While micro targeting in Rome arguably made the process more democratic—Marcus was not a member of the nobility and would have typically been eliminated from the candidacy—today’s use of micro targeting has the potential to erode democracy. These computational models allow parties to acquire information about voters without directly asking those same voters a question. With this information in hand, campaigns can opaquely micro-target individuals, selectively providing information that fits their partisan and campaign issue bias, while removing platforms that may not align with their interests. Essentially, campaigns are able to generate filter bubbles, which reinforce individual viewpoints, while removing differing ideas or philosophies from their search results. Voters are not even aware that micro-targeting has occurred.

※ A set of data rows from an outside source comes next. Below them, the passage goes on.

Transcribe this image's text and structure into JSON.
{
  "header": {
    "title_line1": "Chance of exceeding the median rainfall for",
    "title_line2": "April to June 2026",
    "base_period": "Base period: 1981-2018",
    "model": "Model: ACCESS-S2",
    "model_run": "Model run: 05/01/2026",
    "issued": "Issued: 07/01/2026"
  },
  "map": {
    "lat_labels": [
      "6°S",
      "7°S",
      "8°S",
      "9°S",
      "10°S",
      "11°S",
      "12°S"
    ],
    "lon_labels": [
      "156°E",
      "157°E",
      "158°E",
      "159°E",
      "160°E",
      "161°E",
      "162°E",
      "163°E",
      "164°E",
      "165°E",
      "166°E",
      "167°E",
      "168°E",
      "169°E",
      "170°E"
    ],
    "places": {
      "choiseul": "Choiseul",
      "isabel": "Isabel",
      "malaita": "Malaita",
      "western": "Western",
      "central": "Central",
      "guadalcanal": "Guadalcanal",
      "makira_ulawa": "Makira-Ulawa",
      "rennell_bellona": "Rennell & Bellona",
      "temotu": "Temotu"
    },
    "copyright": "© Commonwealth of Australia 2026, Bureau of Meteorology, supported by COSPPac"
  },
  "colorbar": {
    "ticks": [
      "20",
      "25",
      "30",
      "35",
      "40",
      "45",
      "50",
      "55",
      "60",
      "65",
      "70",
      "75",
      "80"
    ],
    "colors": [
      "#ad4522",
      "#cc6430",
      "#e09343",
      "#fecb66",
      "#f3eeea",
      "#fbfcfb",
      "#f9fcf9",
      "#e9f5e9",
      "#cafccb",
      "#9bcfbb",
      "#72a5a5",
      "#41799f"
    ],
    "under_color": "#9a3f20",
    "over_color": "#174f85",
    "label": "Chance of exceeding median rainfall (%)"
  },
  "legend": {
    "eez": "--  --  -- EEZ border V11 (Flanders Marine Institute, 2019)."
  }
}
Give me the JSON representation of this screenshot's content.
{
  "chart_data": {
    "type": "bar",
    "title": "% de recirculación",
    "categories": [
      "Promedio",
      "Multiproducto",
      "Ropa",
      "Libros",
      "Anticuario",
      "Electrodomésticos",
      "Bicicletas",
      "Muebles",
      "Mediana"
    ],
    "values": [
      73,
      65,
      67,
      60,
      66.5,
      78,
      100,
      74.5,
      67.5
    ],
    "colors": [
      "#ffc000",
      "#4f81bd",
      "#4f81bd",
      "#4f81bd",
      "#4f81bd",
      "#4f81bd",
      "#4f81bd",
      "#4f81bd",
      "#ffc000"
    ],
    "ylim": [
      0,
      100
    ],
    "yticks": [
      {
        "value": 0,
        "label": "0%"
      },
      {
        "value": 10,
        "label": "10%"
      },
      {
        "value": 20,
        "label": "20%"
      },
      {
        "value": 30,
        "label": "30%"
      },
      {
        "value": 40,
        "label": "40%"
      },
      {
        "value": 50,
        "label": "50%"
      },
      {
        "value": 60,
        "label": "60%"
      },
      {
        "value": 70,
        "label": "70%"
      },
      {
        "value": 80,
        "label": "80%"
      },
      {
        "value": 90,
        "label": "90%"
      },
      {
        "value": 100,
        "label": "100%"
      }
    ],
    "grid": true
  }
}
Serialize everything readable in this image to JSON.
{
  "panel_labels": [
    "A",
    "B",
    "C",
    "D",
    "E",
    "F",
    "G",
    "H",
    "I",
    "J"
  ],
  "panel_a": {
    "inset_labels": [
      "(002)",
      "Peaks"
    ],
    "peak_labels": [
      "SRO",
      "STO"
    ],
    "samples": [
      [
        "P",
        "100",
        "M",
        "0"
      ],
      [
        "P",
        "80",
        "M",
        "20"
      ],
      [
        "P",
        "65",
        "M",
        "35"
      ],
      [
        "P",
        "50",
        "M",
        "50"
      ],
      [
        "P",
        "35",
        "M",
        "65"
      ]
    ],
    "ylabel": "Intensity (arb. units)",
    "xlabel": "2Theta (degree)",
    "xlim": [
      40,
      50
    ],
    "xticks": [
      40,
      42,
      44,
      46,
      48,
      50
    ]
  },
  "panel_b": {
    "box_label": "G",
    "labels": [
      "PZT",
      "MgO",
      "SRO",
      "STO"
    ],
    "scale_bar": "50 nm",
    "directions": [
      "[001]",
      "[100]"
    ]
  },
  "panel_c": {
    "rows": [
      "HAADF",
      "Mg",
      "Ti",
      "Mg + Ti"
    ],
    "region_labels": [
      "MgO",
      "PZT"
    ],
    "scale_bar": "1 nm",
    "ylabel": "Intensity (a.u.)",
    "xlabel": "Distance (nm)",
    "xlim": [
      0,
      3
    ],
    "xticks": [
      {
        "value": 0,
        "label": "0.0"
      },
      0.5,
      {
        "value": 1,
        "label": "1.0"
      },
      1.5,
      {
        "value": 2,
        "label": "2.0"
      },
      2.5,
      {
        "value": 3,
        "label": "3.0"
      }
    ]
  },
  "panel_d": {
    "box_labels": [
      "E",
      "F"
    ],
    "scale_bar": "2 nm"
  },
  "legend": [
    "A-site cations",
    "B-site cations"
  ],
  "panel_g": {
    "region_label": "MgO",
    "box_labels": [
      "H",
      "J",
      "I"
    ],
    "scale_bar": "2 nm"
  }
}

While it is unlikely that micro targeting can be removed completely from politics, there may be a mechanism to ensure the integrity of the democratic process in politics. While difficult, given the opaque nature of micro targeting, attempting to create a ‘sunshine movement’ during campaigns by creating non-partisan sites that highlight each candidates’ individual platforms could help to ensure that voters know each candidates true views. ‘Data driven campaigns’ need not erode democracy, but should they remain as is, they may do just that.